Increase the flow of loans to immigrant small business owners

Gabriela Campoverde wants to help deploy more capital for immigrant small business owners by making the process more efficient. And, she believes, if your first attempt doesn’t work, keep trying.

When her first attempt – becoming a lender – didn’t work out, she switched gears. Specifically, she created Miren, a company with a platform to help banks invest in low-to-moderate income communities, monitor those investments, and ultimately increase the flow of funding to communities. small enterprises.

With a background in financial services, Campoverde has worked in marketing, project management and cybersecurity at American Express and Goldman Sachs. But she had long had an interest in fintech and, on top of that, was frustrated with what she saw as a lack of products for working-class immigrant communities.

Then, in 2020, while attending the Wharton School at the University of Pennsylvania, Campoverde learned about the financing access gap for minority small business owners, especially for Latinos. And, quarantining at her home in Queens with her family, she saw how difficult the experience of the pandemic was for much of her community.

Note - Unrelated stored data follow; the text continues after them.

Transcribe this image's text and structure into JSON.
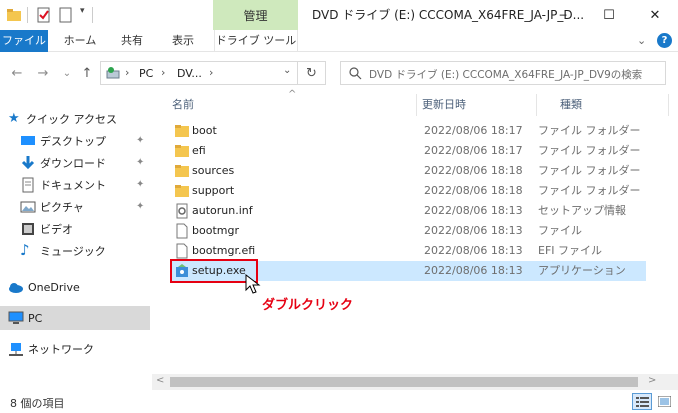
{
  "window": {
    "title": "DVD ドライブ (E:) CCCOMA_X64FRE_JA-JP_D...",
    "manage_tab": "管理",
    "minimize": "─",
    "maximize": "☐",
    "close": "✕"
  },
  "ribbon": {
    "tabs": [
      "ファイル",
      "ホーム",
      "共有",
      "表示",
      "ドライブ ツール"
    ],
    "expand_icon": "chevron-down-icon",
    "help_icon": "help-icon"
  },
  "address": {
    "back": "←",
    "forward": "→",
    "recent": "⌄",
    "up": "↑",
    "path_sep1": "›",
    "crumb_pc": "PC",
    "path_sep2": "›",
    "crumb_dv": "DV...",
    "path_sep3": "›",
    "dropdown": "⌄",
    "refresh": "↻",
    "search_placeholder": "DVD ドライブ (E:) CCCOMA_X64FRE_JA-JP_DV9の検索"
  },
  "nav": {
    "quick_access": "クイック アクセス",
    "items": [
      {
        "label": "デスクトップ",
        "pinned": true
      },
      {
        "label": "ダウンロード",
        "pinned": true
      },
      {
        "label": "ドキュメント",
        "pinned": true
      },
      {
        "label": "ピクチャ",
        "pinned": true
      },
      {
        "label": "ビデオ",
        "pinned": false
      },
      {
        "label": "ミュージック",
        "pinned": false
      }
    ],
    "pin_glyph": "📌",
    "onedrive": "OneDrive",
    "pc": "PC",
    "network": "ネットワーク"
  },
  "filelist": {
    "headers": {
      "name": "名前",
      "date": "更新日時",
      "type": "種類"
    },
    "sort_glyph": "^",
    "files": [
      {
        "name": "boot",
        "date": "2022/08/06 18:17",
        "type": "ファイル フォルダー",
        "icon": "folder-icon"
      },
      {
        "name": "efi",
        "date": "2022/08/06 18:17",
        "type": "ファイル フォルダー",
        "icon": "folder-icon"
      },
      {
        "name": "sources",
        "date": "2022/08/06 18:18",
        "type": "ファイル フォルダー",
        "icon": "folder-icon"
      },
      {
        "name": "support",
        "date": "2022/08/06 18:18",
        "type": "ファイル フォルダー",
        "icon": "folder-icon"
      },
      {
        "name": "autorun.inf",
        "date": "2022/08/06 18:13",
        "type": "セットアップ情報",
        "icon": "setup-info-icon"
      },
      {
        "name": "bootmgr",
        "date": "2022/08/06 18:13",
        "type": "ファイル",
        "icon": "file-icon"
      },
      {
        "name": "bootmgr.efi",
        "date": "2022/08/06 18:13",
        "type": "EFI ファイル",
        "icon": "file-icon"
      },
      {
        "name": "setup.exe",
        "date": "2022/08/06 18:13",
        "type": "アプリケーション",
        "icon": "setup-exe-icon",
        "selected": true
      }
    ]
  },
  "annotation": {
    "label": "ダブルクリック",
    "color": "#e60012"
  },
  "scroll": {
    "left": "<",
    "right": ">"
  },
  "status": {
    "item_count": "8 個の項目"
  },
  "colors": {
    "accent": "#1979ca",
    "manage_tab": "#cfe9bd",
    "selection": "#cce8ff",
    "folder": "#f4c64f"
  }
}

With that in mind, while still in school, she went door-to-door talking to Latin American immigrant small business owners about their financial situation and how they had obtained start-up capital. startup. Through these interviews, she better understood how these small businesses had access to affordable capital and the lack of resources available to them.

An idea and a pivot

This sparked a business idea: a company that would lend to Latino-owned small businesses, using different criteria than the usual information required to assess a company’s creditworthiness. It would also educate borrowers on topics such as loan preparation and application. But, “When we tried to raise affordable capital for the idea, we failed,” she says. This is mainly because the providers of capital, believing these to be risky ventures, insisted that the price of that risk be priced accordingly.

So Campoverde pivoted and, late last year, started talking to microlenders and others who are usually the ones who lend to risky small businesses, tapping into the money provided by larger institutions. financial. Under the Community Reinvestment Act, banks are required to invest in low-to-moderate income communities. Providing these loans, of course, is unprofitable because it takes so long to secure them. Thus, banks are usually microlenders that operate within these communities.

But many lenders, she found, had inefficient systems, sometimes still using manual data entry, multiple Excel sheets or many separate systems, cutting and pasting data from one program to another. “Things can easily slip through the cracks,” says Campoverde.

Perhaps a better approach, she realized, would be to develop software that could improve the efficiency of these institutions, ultimately allowing them to serve more customers and deploy more capital. . Campoverde therefore created loan origination and management software for microlenders, helping them assess applications and track their loans. It could also free up time, so lenders could spend more time providing technical support to small business owners. It was launched last fall as part of an ongoing pilot project with two institutions.

Now, Campoverde and technical lead Luke Fraker are developing another product, allowing financial institutions to monitor ARC investments and aggregate the data. Microlenders and others who obtain money from banks are required to report on areas such as the number of jobs created or the evolution of a company’s income. But they usually send banks all of this information using the same disparate systems they use internally. This means it can be cumbersome to aggregate all the data they need. The new product will streamline the process and provide a more efficient and faster way to consolidate information.

Campoverde has raised around $250,000 through competitions, much of it from the AWS Impact Accelerator she recently completed. She intends to raise a seed next year.